In the twenty-first century, it is rare for books by academic historians to generate a buzz in the mainstream media. That’s largely a reflection of the narrow research focus of most history professors. However, Sven Beckert’s epic new global history of cotton has succeeded in generating lot of attention. The book has been favourably reviewed by Slate, the New York Times, and the Economist.
Here is the description of the book on the publisher’s website
The epic story of the rise and fall of the empire of cotton, its centrality to the world economy, and its making and remaking of global capitalism.
Cotton is so ubiquitous as to be almost invisible, yet understanding its history is key to understanding the origins of modern capitalism. Sven Beckert’s rich, fascinating book tells the story of how, in a remarkably brief period, European entrepreneurs and powerful statesmen recast the world’s most significant manufacturing industry, combining imperial expansion and slave labor with new machines and wage workers to change the world. Here is the story of how, beginning well before the advent of machine production in the 1780s, these men captured ancient trades and skills in Asia, and combined them with the expropriation of lands in the Americas and the enslavement of African workers to crucially reshape the disparate realms of cotton that had existed for millennia, and how industrial capitalism gave birth to an empire, and how this force transformed the world.
The empire of cotton was, from the beginning, a fulcrum of constant global struggle between slaves and planters, merchants and statesmen, workers and factory owners. Beckert makes clear how these forces ushered in the world of modern capitalism, including the vast wealth and disturbing inequalities that are with us today. The result is a book as unsettling as it is enlightening: a book that brilliantly weaves together the story of cotton with how the present global world came to exist.
Beckert discusses the historiography of capitalism and slavery here. Beckert published a summary of his book in the Atlantic.

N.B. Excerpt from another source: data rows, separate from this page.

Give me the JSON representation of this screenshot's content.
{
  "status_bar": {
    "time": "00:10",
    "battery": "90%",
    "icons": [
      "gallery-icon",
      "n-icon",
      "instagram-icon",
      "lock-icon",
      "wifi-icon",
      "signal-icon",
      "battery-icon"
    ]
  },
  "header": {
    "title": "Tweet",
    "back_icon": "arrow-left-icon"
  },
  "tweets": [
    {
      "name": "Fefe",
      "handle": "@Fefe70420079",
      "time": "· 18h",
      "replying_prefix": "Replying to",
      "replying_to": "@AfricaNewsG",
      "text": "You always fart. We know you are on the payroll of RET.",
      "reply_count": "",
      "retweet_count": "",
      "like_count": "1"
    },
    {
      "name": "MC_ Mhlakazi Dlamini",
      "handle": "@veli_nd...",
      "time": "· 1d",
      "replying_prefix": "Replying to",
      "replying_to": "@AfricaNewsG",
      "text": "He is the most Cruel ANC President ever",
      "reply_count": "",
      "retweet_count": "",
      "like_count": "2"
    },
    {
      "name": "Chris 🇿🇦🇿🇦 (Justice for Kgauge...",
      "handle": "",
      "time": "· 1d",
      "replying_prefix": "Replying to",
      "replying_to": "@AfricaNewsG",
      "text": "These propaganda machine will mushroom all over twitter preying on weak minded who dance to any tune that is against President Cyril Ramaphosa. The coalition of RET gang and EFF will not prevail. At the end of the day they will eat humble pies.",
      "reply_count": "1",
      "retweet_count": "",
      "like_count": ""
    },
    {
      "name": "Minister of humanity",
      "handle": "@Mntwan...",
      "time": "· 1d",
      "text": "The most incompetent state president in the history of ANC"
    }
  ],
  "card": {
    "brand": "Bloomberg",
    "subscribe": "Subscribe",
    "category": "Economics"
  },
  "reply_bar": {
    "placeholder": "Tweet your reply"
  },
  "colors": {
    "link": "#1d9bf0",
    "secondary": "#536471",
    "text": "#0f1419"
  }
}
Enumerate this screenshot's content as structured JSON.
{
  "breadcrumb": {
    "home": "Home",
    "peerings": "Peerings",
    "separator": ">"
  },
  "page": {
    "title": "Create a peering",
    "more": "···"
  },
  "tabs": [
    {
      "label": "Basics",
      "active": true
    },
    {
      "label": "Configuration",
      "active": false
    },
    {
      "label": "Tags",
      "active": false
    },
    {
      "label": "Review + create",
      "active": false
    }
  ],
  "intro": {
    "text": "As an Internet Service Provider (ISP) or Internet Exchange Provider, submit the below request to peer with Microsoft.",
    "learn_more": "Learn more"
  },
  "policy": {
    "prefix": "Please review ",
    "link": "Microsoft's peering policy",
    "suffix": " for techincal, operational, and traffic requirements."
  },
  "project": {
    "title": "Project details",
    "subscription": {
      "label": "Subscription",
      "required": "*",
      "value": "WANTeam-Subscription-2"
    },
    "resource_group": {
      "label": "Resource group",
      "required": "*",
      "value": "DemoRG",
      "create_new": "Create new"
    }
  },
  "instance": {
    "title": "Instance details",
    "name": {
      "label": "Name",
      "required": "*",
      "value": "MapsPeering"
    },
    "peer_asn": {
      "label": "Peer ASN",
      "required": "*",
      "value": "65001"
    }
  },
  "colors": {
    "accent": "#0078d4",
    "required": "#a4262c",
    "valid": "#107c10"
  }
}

Beckert is co-chair of the Program on the Study of Capitalism at Harvard University , and co-chair of theWeatherhead Initiative on Global History (WIGH). Beyond Harvard, he co-chairs an international study group on global history, is co-editor of a series of books at Princeton University Press on “America in the World,” and has co-organized a series of conferences on the history of capitalism. He is a 2011 Guggenheim Fellow. He also directs the Harvard College Europe Program.
Beckert’s work is likely to be influential for two reasons. First, it was based on extensive research. Second, this superb research was done by a tenured Harvard professor.
One of the reasons I’m pleased Beckert’s book is getting so much attention is that it highlights many of the same issues (slavery in supply chains, business ethics) that are central a paper on sugar that I’m working on with Kirsten Greer right now.
P.S. This is my first blog post of 2015.